Let’s take a look at the impact these factors have on Canada’s economic growth.
The United States: Canadian Energy and Agriculture
We do more trade with the U.S. than with any other nation in the world, and this is especially true when it comes to energy and agriculture. Canada is the United States’ largest and most secure supplier of energy: oil, natural gas, electricity and nuclear fuel. As well, Canada exports more than $18 billion in agricultural products to the U.S. every year. With the tepid recovery of the American economy Canada exports to the U.S. continue to be threatened. The U.S. recovering at such a slow rate will make future decisions regarding buying contracts from Canadian companies more difficult.
The Impact of Bond Markets
With economic stimulus and quantitative easing measures coming to end in many countries around the world, bond values have been fluctuating widely in anticipation of the future effect on yields. Stability in the bond market is important for banks to make long term loans such as mortgages, and fixed mortgage rates correspond directly with yield levels; homeowners could be affected if bond yields start to rise sharply in the next few months. Bond markets were calm early in the year, but the latest economic drama in Cyprus have again sent negative vibrations across the globe and all fixed income markets.

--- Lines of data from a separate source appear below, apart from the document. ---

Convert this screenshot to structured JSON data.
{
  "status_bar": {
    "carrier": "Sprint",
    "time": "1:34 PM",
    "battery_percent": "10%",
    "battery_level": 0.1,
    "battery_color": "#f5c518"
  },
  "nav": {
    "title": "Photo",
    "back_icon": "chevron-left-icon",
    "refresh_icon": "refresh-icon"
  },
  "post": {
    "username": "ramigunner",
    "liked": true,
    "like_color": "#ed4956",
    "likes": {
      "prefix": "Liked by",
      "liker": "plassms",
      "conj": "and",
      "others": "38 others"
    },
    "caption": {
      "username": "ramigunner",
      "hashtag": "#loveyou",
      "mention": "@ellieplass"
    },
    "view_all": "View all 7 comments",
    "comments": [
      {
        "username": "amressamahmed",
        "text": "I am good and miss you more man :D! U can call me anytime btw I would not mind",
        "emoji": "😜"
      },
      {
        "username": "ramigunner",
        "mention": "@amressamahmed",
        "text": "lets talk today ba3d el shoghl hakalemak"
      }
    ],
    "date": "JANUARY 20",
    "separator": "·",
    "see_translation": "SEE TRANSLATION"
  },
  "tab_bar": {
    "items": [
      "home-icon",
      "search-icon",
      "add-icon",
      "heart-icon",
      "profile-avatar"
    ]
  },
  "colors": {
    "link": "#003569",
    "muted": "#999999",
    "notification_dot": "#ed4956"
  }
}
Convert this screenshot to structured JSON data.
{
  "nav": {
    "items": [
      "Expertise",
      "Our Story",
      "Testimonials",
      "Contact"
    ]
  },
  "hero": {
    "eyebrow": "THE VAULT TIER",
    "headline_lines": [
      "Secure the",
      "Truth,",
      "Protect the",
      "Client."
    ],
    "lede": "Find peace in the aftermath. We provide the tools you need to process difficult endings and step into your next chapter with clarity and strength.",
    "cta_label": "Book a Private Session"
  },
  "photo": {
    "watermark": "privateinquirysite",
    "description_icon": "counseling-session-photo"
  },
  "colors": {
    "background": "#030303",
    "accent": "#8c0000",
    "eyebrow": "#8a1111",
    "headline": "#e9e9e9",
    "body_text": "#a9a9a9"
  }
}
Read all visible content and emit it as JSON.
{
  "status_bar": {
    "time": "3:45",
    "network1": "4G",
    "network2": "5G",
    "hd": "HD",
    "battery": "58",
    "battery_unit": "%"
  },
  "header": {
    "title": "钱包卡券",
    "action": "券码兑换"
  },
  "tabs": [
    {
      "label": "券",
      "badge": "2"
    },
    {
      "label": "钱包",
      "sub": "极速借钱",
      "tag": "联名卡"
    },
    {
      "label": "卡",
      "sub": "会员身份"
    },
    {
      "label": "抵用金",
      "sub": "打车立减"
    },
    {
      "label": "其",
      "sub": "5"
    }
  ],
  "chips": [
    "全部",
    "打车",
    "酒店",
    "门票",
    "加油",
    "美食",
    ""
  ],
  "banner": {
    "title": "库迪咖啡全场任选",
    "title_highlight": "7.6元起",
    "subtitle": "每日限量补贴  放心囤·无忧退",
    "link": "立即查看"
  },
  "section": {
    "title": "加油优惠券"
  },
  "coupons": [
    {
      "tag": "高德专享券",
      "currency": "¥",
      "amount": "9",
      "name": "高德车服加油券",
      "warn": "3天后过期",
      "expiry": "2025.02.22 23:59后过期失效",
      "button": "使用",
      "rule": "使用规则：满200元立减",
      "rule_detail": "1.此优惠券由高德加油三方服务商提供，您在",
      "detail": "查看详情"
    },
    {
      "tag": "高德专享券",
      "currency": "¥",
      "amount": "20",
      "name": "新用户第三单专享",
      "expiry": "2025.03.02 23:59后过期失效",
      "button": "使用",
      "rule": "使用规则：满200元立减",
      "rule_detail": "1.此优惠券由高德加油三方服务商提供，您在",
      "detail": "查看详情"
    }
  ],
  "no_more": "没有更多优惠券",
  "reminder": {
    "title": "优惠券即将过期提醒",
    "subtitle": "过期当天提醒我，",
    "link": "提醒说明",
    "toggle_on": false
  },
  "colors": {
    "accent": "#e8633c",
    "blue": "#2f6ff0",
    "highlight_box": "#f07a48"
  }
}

Global Woes Mean A Lower Loonie
A bit of bright news for Canadian businesses: higher interest in the American dollar means our currency will weaken. As the world continues to reel from a series of economic problems across the globe, investors are flocking to the safety of the U.S. dollar. This is sending our Loonie lower as investors dump our currency. It’s bad news for anyone wanting to travel this summer, but there are positive long term implications for businesses that can now operate at a lower cost. The incoming Bank of Canada Governor Stephen Poloz is in favour of a lower Loonie and has commented that our dollar looks to be 5-10 per cent overvalued.
Canada is the world’s 11th largest economy and an important trade partner to many countries, but we still remain very much reliant on other larger economies – mainly the U.S and Europe – in order to survive. With a population of just under 35 million there is not enough manpower to fuel our economic engine. As the world recovers slowly and continues to be affected by debt crisis and wild market swings so will Canada – no matter how strong we are.